その少女はこの学校のデザインとは違う制服(おそらく前の高校の物だろう)を着ており、スカートはウエスト部分を折り込んでいるのか大分短く、スラリと長い真っ白な脚を惜しげもなく晒していた。背中にかかる長さの明るい金髪はゆるくパーマが掛かって波打っており、濃いめのアイラインで元々大きな目がより強調されている。
つまるところ、その少女はギャルだった。
「福留心っていいまーす。ココって呼んでくださーい。勉強はそんなに得意じゃないんで、みんな教えてくれると嬉しいでーす」
目元で横向きのピースをしながら満面の笑みでそう自己紹介した少女・ココに、教室中から拍手が沸き起こった。所々で「可愛い~」などと囁く女子生徒の声が聞こえてきたりと、龍之介のときよりもクラスメイト達にすんなり受け入れられている様子だった。
まぁ仕方ないよね、と龍之介が若干複雑な感情を抱きながらも頷いていると、
「それじゃ福留は、一番後ろの窓際の席に座って」
教師がそう言って指差したのは、最後列の最も窓に近い席、つまり龍之介の隣だった。入学後早々に編入したことで出席番号も一番後ろに配置され、それに併せて席も後ろに追加される形となったことを鑑みれば、龍之介の隣に転入生がやって来るのは或る意味必然だろう。

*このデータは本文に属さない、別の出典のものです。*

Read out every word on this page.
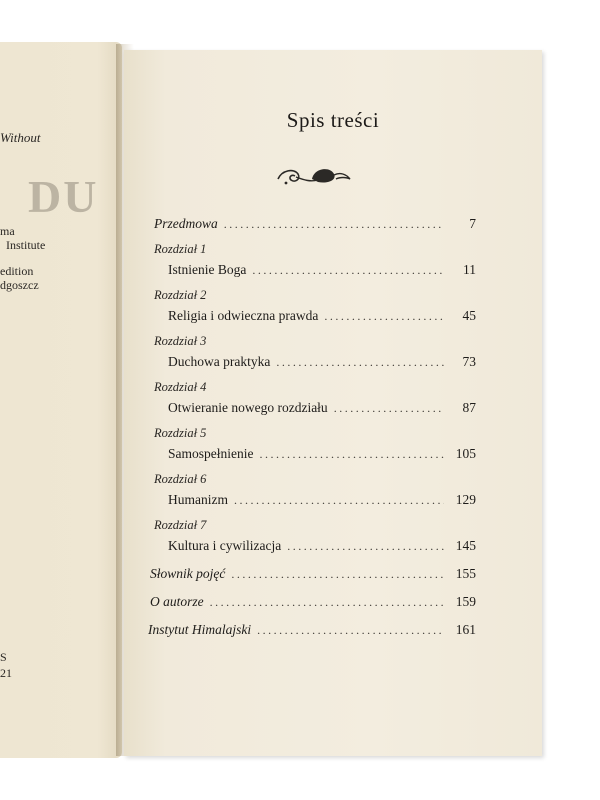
Without
DU
ma
Institute
edition
dgoszcz
S
21
Spis treści
Przedmowa .....	7
Rozdział 1
Istnienie Boga .....	11
Rozdział 2
Religia i odwieczna prawda .....	45
Rozdział 3
Duchowa praktyka .....	73
Rozdział 4
Otwieranie nowego rozdziału .....	87
Rozdział 5
Samospełnienie .....	105
Rozdział 6
Humanizm .....	129
Rozdział 7
Kultura i cywilizacja .....	145
Słownik pojęć .....	155
O autorze .....	159
Instytut Himalajski .....	161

ココは「はーい」と軽く手を挙げて返事をし、口元に笑みを浮かべてその席へと歩いていく。
そして腰を下ろす一連の動作の最中に、隣に座る龍之介に顔を向けてその笑みを一層深くした。
「お隣同士、よろしくねー」
「うん、よろしく」
これから(色々な意味で)深い付き合いとなる2人による初めての遣り取りは、こんな何の変哲も無い簡潔なものだった。